Ozzie's chubby face shone as in his agreeable agitation he searched for the eye-glass ribbon that was not there.

"Well, sir," said he, beaming. "This interview has not been at all like what I expected."

"Nor like what I expected either," said Mr. Prohack. "But who can foresee the future?" And he added to himself: "Could I foresee when I called this youth a perfect ass that in a very short time I should be receiving him, not unpleasantly, as a prospective son-in-law? Life is marvellous."

At the same moment Mrs. Prohack entered the room.

"Oh!" cried she, affecting to be surprised at the presence of Ozzie.

"Wife!" said Mr. Prohack, "Mr. Oswald Morfey has done you the honour to solicit the hand of your daughter in marriage. You are staggered!

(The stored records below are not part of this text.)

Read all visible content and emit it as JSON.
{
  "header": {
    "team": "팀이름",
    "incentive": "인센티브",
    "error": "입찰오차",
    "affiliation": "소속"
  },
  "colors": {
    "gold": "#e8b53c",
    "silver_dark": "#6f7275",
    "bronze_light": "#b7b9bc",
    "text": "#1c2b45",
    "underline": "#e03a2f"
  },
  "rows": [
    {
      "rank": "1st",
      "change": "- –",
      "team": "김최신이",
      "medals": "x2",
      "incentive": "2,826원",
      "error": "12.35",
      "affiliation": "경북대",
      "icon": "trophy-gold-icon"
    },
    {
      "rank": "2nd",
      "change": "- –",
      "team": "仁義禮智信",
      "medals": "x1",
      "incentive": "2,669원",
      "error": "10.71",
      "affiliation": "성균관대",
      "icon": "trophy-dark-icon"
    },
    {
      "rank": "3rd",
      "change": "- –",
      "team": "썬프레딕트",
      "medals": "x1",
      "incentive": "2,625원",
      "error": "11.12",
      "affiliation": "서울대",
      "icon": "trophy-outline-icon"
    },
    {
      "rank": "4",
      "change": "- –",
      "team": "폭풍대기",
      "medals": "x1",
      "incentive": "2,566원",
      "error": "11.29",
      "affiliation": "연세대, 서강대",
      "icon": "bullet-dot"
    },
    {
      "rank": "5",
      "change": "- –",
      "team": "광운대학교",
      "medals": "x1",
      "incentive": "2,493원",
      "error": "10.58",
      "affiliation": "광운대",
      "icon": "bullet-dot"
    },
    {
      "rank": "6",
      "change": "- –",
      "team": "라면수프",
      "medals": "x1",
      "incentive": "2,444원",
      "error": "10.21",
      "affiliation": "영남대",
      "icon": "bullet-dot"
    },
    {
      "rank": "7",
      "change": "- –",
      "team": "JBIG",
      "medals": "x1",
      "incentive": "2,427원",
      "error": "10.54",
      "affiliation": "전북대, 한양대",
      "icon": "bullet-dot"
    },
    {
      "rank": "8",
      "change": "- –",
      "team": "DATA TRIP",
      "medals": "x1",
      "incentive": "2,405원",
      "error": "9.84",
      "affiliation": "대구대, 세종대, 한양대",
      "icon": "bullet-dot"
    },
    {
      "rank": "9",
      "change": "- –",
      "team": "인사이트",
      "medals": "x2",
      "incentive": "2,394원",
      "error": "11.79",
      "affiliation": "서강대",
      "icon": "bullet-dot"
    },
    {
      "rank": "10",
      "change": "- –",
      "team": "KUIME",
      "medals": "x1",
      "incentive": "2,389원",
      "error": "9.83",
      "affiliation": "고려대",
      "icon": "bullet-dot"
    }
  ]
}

"How ridiculous you are, Arthur!" said Mrs. Prohack, and impulsively kissed Ozzie.

VI

The wedding festivities really began the next evening with a family dinner to celebrate Sissie's betrothal. The girl arrived magnificent from the Grand Babylon, escorted by her lover, and found Mrs. Prohack equally magnificent—indeed more magnificent by reason of the pearl necklace. It seemed to Mr. Prohack that Eve had soon become quite used to that marvellous necklace; he had already had to chide her for leaving it about. Ozzie also was magnificent; even lacking his eye-glass and ribbon he was magnificent. Mr. Prohack, esteeming that a quiet domestic meal at home demanded no ceremony, had put on his old velvet, but Eve had sharply corrected his sense of values—so shrewishly indeed that nobody would have taken her for the recent recipient of a marvellous necklace at his hands—and he had yielded to the extent of a dinner-jacket. Charlie had not yet come. Since the previous afternoon he had been out of town on mighty enterprises, but Sissie had seen him return to the hotel before she left it, and he was momently expected. Mr. Prohack perceived that Eve was treating Ozzie in advance as her son, and Ozzie was responding heartily: a phenomenon which Mr. Prohack in spite of himself found agreeable. Sissie showed more reserve than her mother towards Ozzie; but then Sissie was a proud thing, which Eve never was. Mr. Prohack admitted privately that he was happy—yes, he was happy in the betrothal, and he had most solemnly announced and declared that he would have naught to do with the wedding beyond giving a marriage gift to his daughter and giving his daughter to Ozzie. And when Sissie said that as neither she nor Ozzie had much use for the state of being merely engaged the wedding would occur very soon, Mr. Prohack rejoiced at the prospect of the upset being so quickly over. After the emotions and complications of the wedding he would settle down to simplicity,—luxurious possibly, but still simplicity: the plain but perfect. And let his fortune persist in accumulating, well it must accumulate and be hanged to it!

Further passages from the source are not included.